Anyway, like I said, I don't think it's an awful solution to use 64-bit approaches or anything, but I don't think it's a better solution than what we'll end up doing, and in fact I think it might be provably worse in terms of efficiency. But we'll have to see in the end, because it's definitely something that will only be completely clear once there's a lot more code.

- Casey
But won't that part be basically the same whichever method you use?

You're going to need to put all the objects for the current "screen" (and maybe a bit more) into some shared 32 bit float space so you can do your physics and gameplay etc. on them, and then convert them back for storage when you're done, right? So the only difference is what format the "storage" is done in.

So the question is if it's cheaper to convert a 32 bit "screen space" float to a 64 bit "screen-relative offset" (either a cast or a scale and cast depending on if you use a double or int64) and a single 64 bit add, or if it's cheaper to do your current "fmod" style operations followed by a couple of 32 bit ops.

I'd suspect your current method is probably less efficient because it just seems more complicated (and I'm just expecting the compiler to use the appropriate machine instructions to handle overflow etc. efficiently even on systems without native 64 bit ALUs). At the very least it's harder to understand to me.

Edited by Sebastian on
The way I usually do this is have a grid of "screens" which are each like 64x64 tiles or whatever (if bigger than the screen then the camera follows the player around that "screen" or "level"). Then basically store the player "screen index" (int) which is what screen they're in and their "screen position" (float) which is their position within their local "screen" or "level."

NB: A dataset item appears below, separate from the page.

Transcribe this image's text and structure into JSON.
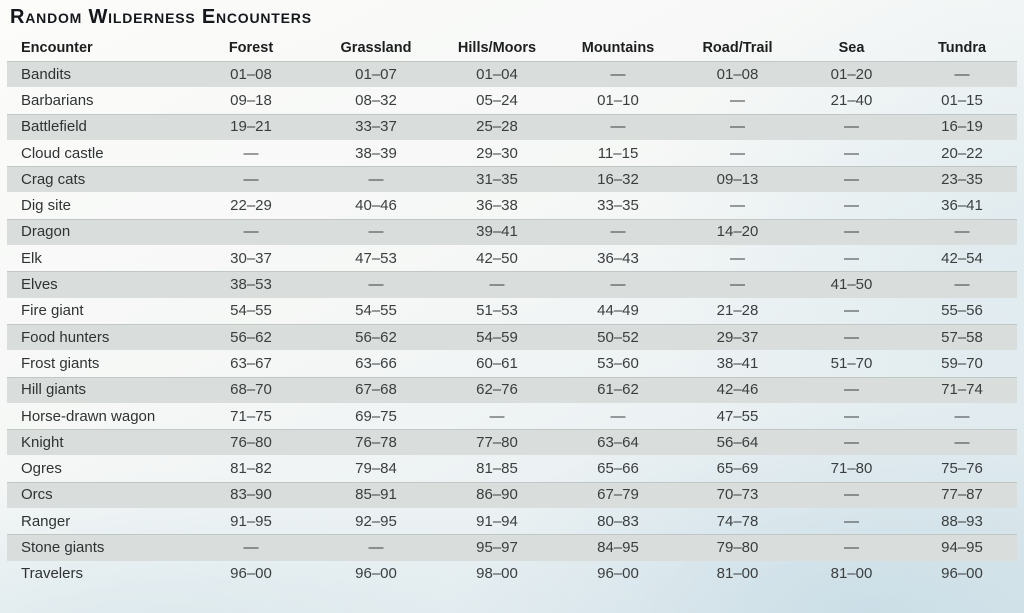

And then when combining / comparing, do the "canonization" thing to make sure everything's legit.

I never considered doing it another way, it's great to hear about these other approaches / methods.
ssylvan
So the question is if it's cheaper to convert a 32 bit "screen space" float to a 64 bit "screen-relative offset" (either a cast or a scale and cast depending on if you use a double or int64) and a single 64 bit add, or if it's cheaper to do your current "fmod" style operations followed by a couple of 32 bit ops.

You have to do the divide either way if you want to have arbitrary sized tiles. If you don't want to have arbitrary sized tiles, then you don't have to do the divide in either case.

The difference comes in what you do after you normalize back to "tile coordinates". If everything is stored 32-bit, then you remain the same width through the entire pipeline, and can always be 4-wide. If you are 64-bit, then you have to repack up and downshift to 2-wide in addition to whatever operations you're going to do.

Much like you, I only have a hunch that 64-bit will usually be slower :) We'll have to see what the actual thing looks like in the end to know. It may be that we end up not needing any of this because of something else that ends up happening :)

- Casey
Very interesting discussion here. I'd like to take the opportunity to ask you Casey:
Why worry so much about performance now?

I mean, you always talk about optimizing things for speed later on, after everything has already been settled and working as intended. Yet in this specific situation, you have chosen what seems to be a more complicated scheme for storing the coordinates basing the decision on performance metrics that not even you are sure would be worth it down the line.

Don't take this personally, but it really feels like a double standard issue. This is just classic premature optimization in my book. Besides, I believe you would be missing a good opportunity in the future to potentially teach people why using 64 bits was really a bad idea, when eventually you would, in the optimization step, try to then prove that using 32 bits would indeed be better. At that time, you would have almost all of the game ready, and would be able to actually measure the speed difference, something you just can't do now.

This is just one instance where I noticed you optimizing things prematurely, and I presonally think it is kind of bad for the purpose of the stream.

What are your thoughts?